Materie (materia, hylê) oder Stoff bedeutet zunächst, allgemein, das Korrelat zur Form (s. d.), den Inhalt derselben, das Geformte, Gestaltete, Formungsfähige in Abstraktion von seiner Form, also alles, sofern es Objekt einer Formung ist oder werden kann, allen Gehalt einer Sache, eines Begriffs, eines Urteils (s. d.), einer Erkenntnis, eines Kunstwerkes. Der absolut ungeformte Stoff ist nur eine Idee, ein abstrakter Begriff; alle konkrete Materie ist nur relativ »Stoff« von oder zu etwas, im Verhältnis zu einer höheren, aktiveren Form, einer Formung. Seit KANT unterscheidet man Form (s. d.) und Stoff des Erkennens (s. d.), der Erfahrung (s. d.). Stoff der Erfahrung ist das noch ungeordnete Chaos der Empfindungen (vgl. KANT, Krit. d. r. Vern., Transcend. Ästhet.). W. ROSENKRANTZ betrachtet (»Materie und Form« als Nebenkategorien der Hauptkategorie »Ursache und Wirkung« (Wissensch. d.
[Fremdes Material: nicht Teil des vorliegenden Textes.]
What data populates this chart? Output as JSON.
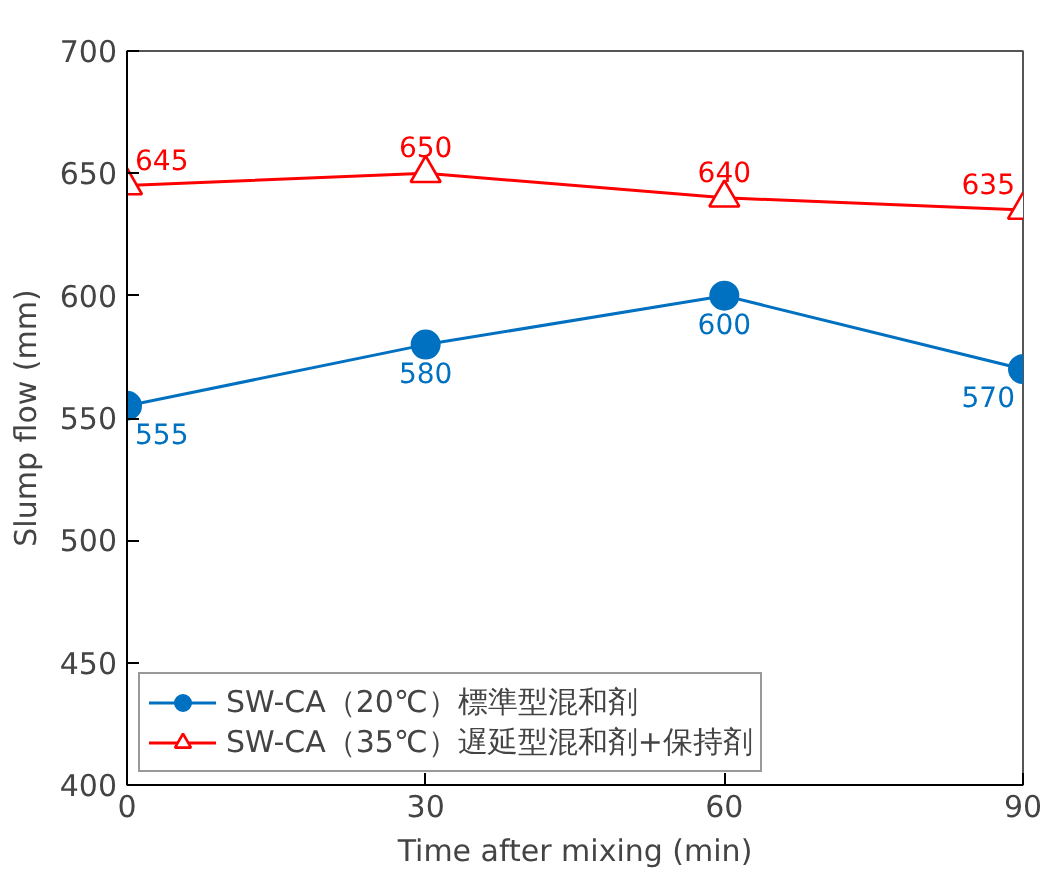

Wiss. II, 201). »Soll Überhaupt etwas werden, so muß immer schon etwas vorhanden. sein, das entweder selbst etwas anderes wird, oder woran etwas anderes wird. - Da ferner die Ursache der Wirkung entgegengesetzt ist, so kann jede Ursache das, was sie wirkt, nur an einem andern wirken, was sie nicht selbst ist. - Dasjenige endlich, was dadurch an diesem andern entsteht, erscheint nur der Ursache gegenüber als Wirkung. Im Vergleiche mit dem, woraus es entsteht, erscheint es als etwas, was dieses nicht ursprünglich war, sondern wozu es von außen bestimmt wurde, sohin als Form, zu welcher das hierzu Bestimmte in seinem ursprünglichen Zustande die Materie bildete« (l.c. S. 201 f.). Nach CARNERI ist der Stoff die Identität von Geist und Materie, von Inhalt und Form
Metaphysisch bedeutet die Materie den beharrenden Träger der sinnlich wahrnehmbaren Erscheinungen, die Substanz (s. d.) der Körper, insofern sie räumlich-mechanisch und dynamisch begrifflich bestimmt wird. Die Materie ist nicht ein Ding unter Dingen, sondern das allen gemeinsame Substantielle im Raume und in der Bewegung. Ein Ding ist materiell, insofern es räumlich ausgedehnt, bewegt und widerstandskräftig ist. Die Materie als solche, der Stoff, ist weder ein Ding an sich noch Schein, sondern eine begriffliche Hypostase (s. d.) der Körperlichkeit der Dinge, welche dynamische und energetische (s. d.) Relationen der Dinge untereinander und auf das erkennende Subjekt darstellt. Qualitativ läßt sich die Materie in (aktive und passive, aktuelle und potentielle) Kräfte (s. d.) auflösen, im engeren Sinne ist sie der Inbegriff von Widerständen in räumlicher Form, insofern diese Sitz, Ausgangs- und Angriffspunkte von Bewegungskräften bilden. Die Konstanz der Materie bedeutet die Unzerstörbarkeit derselben, das Postulat des (naturwissenschaftlichen) Denkens, die einmal gesetzte materielle Substanz für alle Veränderung festzuhalten, ein Postulat, das durch die Erfahrung beständig als berechtigt erhärtet wird. Der Materialismus (s. d.) erblickt in der Materie die einzige oder doch eine absolute Realität ersten Ranges. In der modernen Physik besteht teilweise die Tendenz, den Begriff der Materie zu »eliminieren«, ihn durch den Begriff der Energie (s. d.) zu ersetzen. Als Gegensatz der Materie wird oft der Geist (s. d. betrachtet.
Die Materie wird bald als das Seelische einschließend, als belebt (Hylozoismus, s. d.), bald als vom Geiste schroff unterschieden betrachtet, es werden ihr bald innere Kräfte zugeschrieben, bald gilt sie als träge Masse (»rudsi indigestaque moles«), sie wird geometrisch-mechanisch und auch dynamisch bestimmt. (Sittl. u. Darw. S. 95).